1. Daniel J. Wendol
    CEO, TRS Wealth Management Inc., Florida
    This is an easy question - the best life insurance provider is...it depends!  This is like asking "who is the best automobile maker?".  It truly depends on the specific life insurance need.

    Each insurance provider has pros and cons.  The key is understanding which provider has the best solution for your specific need.  Using an independent agent/broker will give you access to multiple providers.  Some things to consider are; the financial strength of the provider, the products the provider offers now and potentially in the future, and value of the product compared to the competition.  Be sure to shop around.
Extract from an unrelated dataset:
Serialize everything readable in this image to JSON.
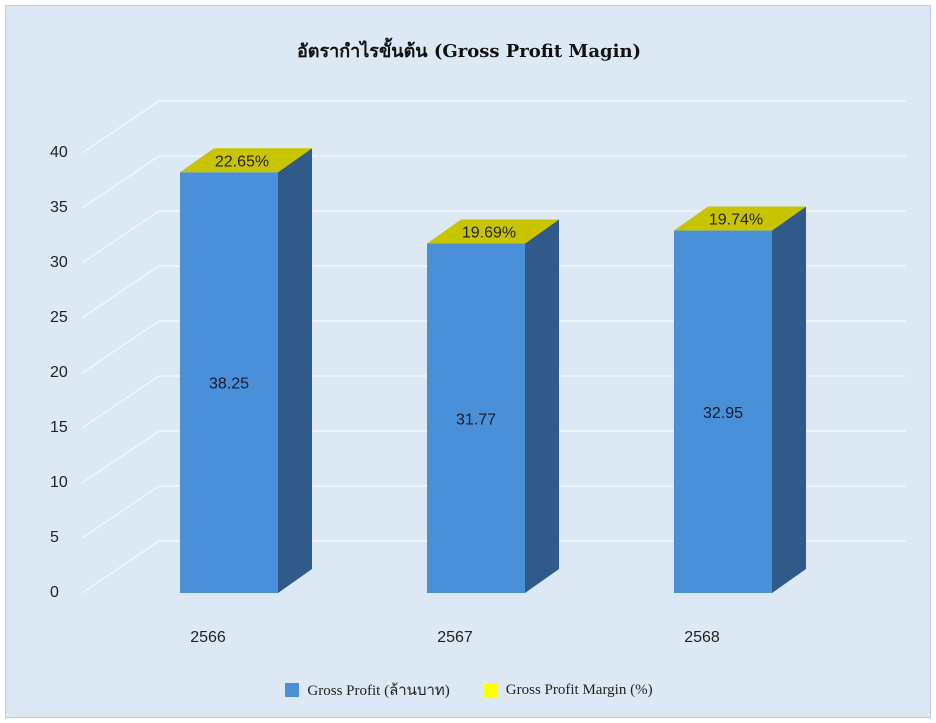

    Answered on May 10, 2013
  2. 30 POINTS
    John Daniel, CLU, CFP
    I agree.  The clients' needs dictate which company is right/best for that particular client.  If they want/need whole life, then you will direct them to one of the top mutual companies (Guardian, Mass Mutual, Northwestern Mutual, and New York Life).  Mutual companies pay dividends to their policy owners, since they are the owners of the company.  They have great track records and are highly rated.  If you are looking at Universal Life (UL), then you have a whole universe of products and companies offering those products.  You have Traditional UL, Variable UL, and Indexed UL, the newest of products.  I look at companies/products that will provide a guaranteed death benefit, at least to life expectancy.  I also stick with highly rated companies.  Hope this helps.
    Answered on May 10, 2013
  3. David RacichPRO
    Fountain Hills, Arizona
    There are hundreds of life insurance companies in America. There are six ratings services that perform economic due diligence and assign a numerical or alphabet category of either financial strength or claims paying ability. The rating levels between rating services are often not equivalent. It’s important to secure as many rating services to assist the company selection process. Here are just a few of the rating services that are available that we use to determine financial strength and claims paying ability: S&P, Moody’s, AM Best, Fitch, Comdex and Weise.

    Each life insurance company is required to file their financial statement called the convention blank or blue book. A summary of that financial filing is produced by surveillance services that we monitor. The ideal life insurance company is one with high ratings, strong balance sheet, competitive pricing and consumer centric contractual provisions.  We routinely examine these carriers for consumers to assist them in a quality decision on selecting the right company for them.